Arizona-based solar company First Solar saw its biggest ever one-day jump — a whopping 45-percent increase — on Wallstreet Tuesday after announcing that its revenues and earnings will far exceed expectations, partly due to its acquisition of new solar technology. First Solar recently announced plans to acquire TetraSun, a California-based startup that produces high-efficiency crystalline silicon technology, which will enable First Solar to start making much more efficient solar panels.

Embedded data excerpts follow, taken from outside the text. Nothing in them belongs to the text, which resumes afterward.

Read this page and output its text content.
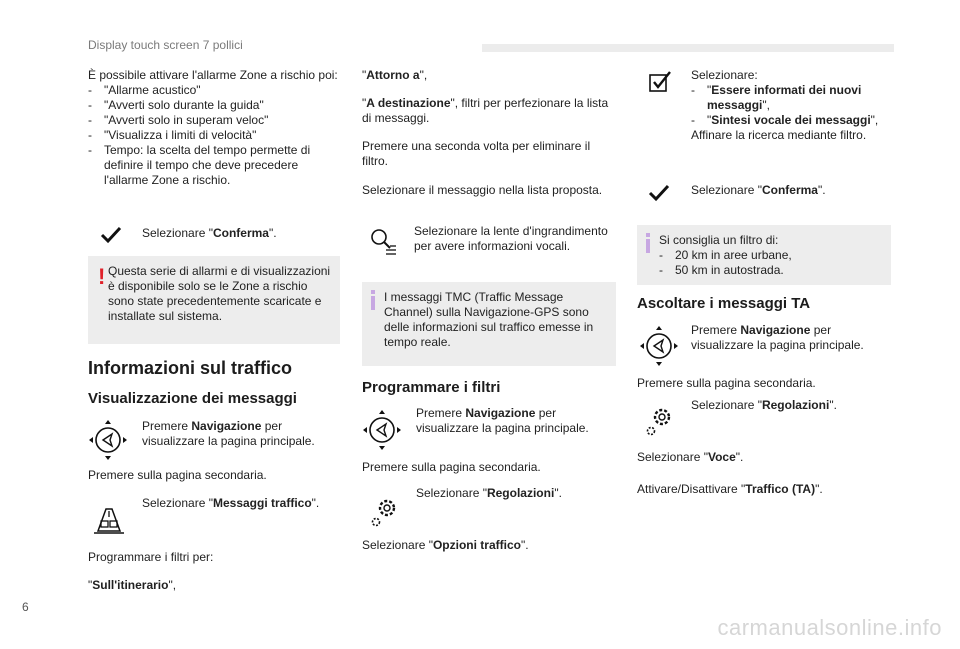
Display touch screen 7 pollici

È possibile attivare l'allarme Zone a rischio poi:

- "Allarme acustico"
- "Avverti solo durante la guida"
- "Avverti solo in superam veloc"
- "Visualizza i limiti di velocità"
- Tempo: la scelta del tempo permette di definire il tempo che deve precedere l'allarme Zone a rischio.
Selezionare "Conferma".
! Questa serie di allarmi e di visualizzazioni è disponibile solo se le Zone a rischio sono state precedentemente scaricate e installate sul sistema.
Informazioni sul traffico
Visualizzazione dei messaggi
Premere Navigazione per visualizzare la pagina principale.

Premere sulla pagina secondaria.

Selezionare "Messaggi traffico".

Programmare i filtri per:

"Sull'itinerario",
"Attorno a",
"A destinazione", filtri per perfezionare la lista di messaggi.

Premere una seconda volta per eliminare il filtro.

Selezionare il messaggio nella lista proposta.

Selezionare la lente d'ingrandimento per avere informazioni vocali.
I messaggi TMC (Traffic Message Channel) sulla Navigazione-GPS sono delle informazioni sul traffico emesse in tempo reale.
Programmare i filtri
Premere Navigazione per visualizzare la pagina principale.

Premere sulla pagina secondaria.

Selezionare "Regolazioni".
Selezionare "Opzioni traffico".

Selezionare:

- "Essere informati dei nuovi messaggi",
- "Sintesi vocale dei messaggi",

Affinare la ricerca mediante filtro.

Selezionare "Conferma".

Si consiglia un filtro di:

- 20 km in aree urbane,
- 50 km in autostrada.
Ascoltare i messaggi TA
Premere Navigazione per visualizzare la pagina principale.

Premere sulla pagina secondaria.

Selezionare "Regolazioni".
Selezionare "Voce".
Attivare/Disattivare "Traffico (TA)".
6
carmanualsonline.info
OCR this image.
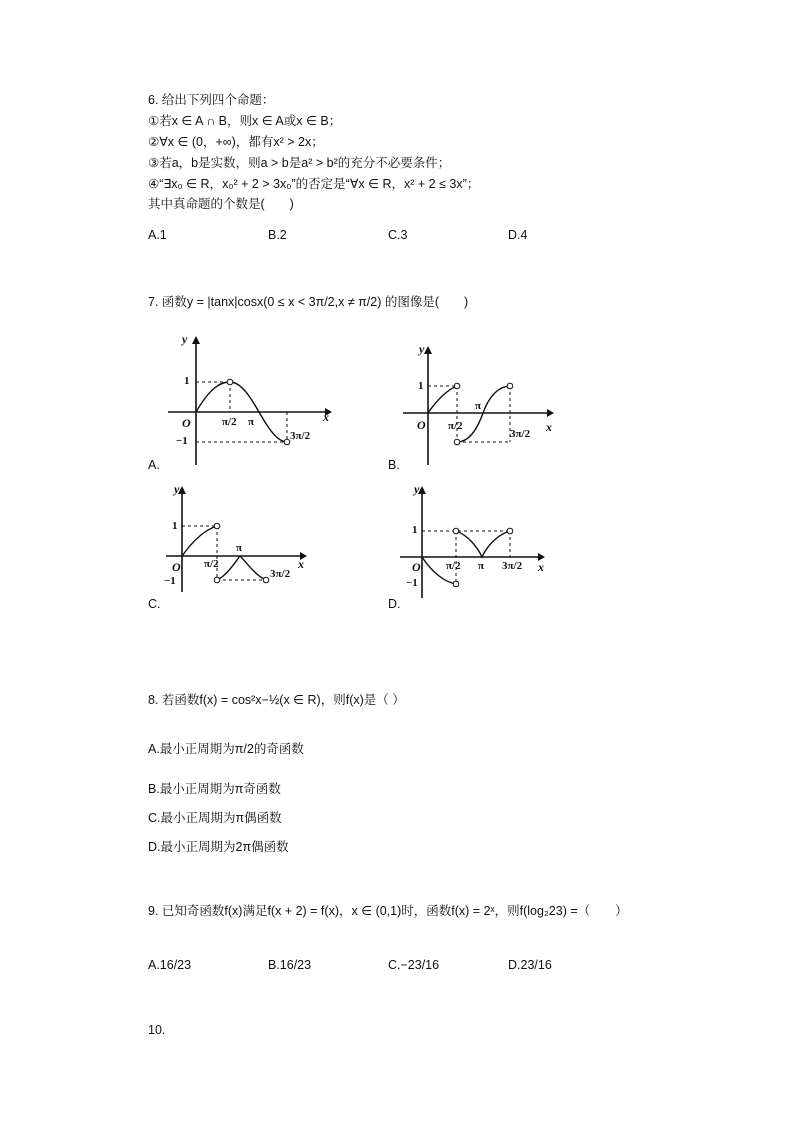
6. 给出下列四个命题：
①若x ∈ A ∩ B，则x ∈ A或x ∈ B；
②∀x ∈ (0，+∞)，都有x² > 2x；
③若a，b是实数，则a > b是a² > b²的充分不必要条件；
④“∃x₀ ∈ R，x₀² + 2 > 3x₀”的否定是“∀x ∈ R，x² + 2 ≤ 3x”；
其中真命题的个数是(　　)
A.1	B.2	C.3	D.4
7. 函数y = |tanx|cosx(0 ≤ x < 3π/2,x ≠ π/2) 的图像是(　　)
y
x
O
1
−1
π/2 π
3π/2
A.
y
x
O
1
π/2
π
3π/2
B.
y
x
O
1
−1
π/2
π
3π/2
C.
y
x
O
1
−1
π/2 π 3π/2
D.
8. 若函数f(x) = cos²x−½(x ∈ R)，则f(x)是（ ）
A.最小正周期为π/2的奇函数
B.最小正周期为π奇函数
C.最小正周期为π偶函数
D.最小正周期为2π偶函数
9. 已知奇函数f(x)满足f(x + 2) = f(x)，x ∈ (0,1)时，函数f(x) = 2ˣ，则f(log₂23) =（　　）
A.16/23	B.16/23	C.−23/16	D.23/16
10.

Before the surge in Chinese solar panel production and a reduction in government incentives in Europe, First Solar and other solar panel manufacturers were riding a wave of great financial promise. But the increase in production and decrease in demand led to a glut of solar panels on the global market, sending prices on a tailspin and erasing profits.
First Solar had cornered the market on cadmium telluride panels, which were much cheaper but less efficient than silicon solar panels. But when the prices of silicon solar panel plummeted, First Solar lost some of its competitive edge. The new technology acquired with TetraSun will serve a new market where space is limited and where efficiency is at a premium. But First Solar will still hold on to its cheaper cadmium telluride panel production to continue to serve the more price-sensitive market base.
The company expects earnings per share between $4 and $6 and revenue of $4.2 billion and $4.8 billion in 2015. Analysts had been expecting 2015 earnings for First Solar to be closer to $3.36 a share and revenue to be at $3.653 billion. But solar industry analyst Alex Morris warns that, “the company is ascribing a lot of credit for project wins in the future. It’s debatable how realistic that is, but they are obviously pretty optimistic.”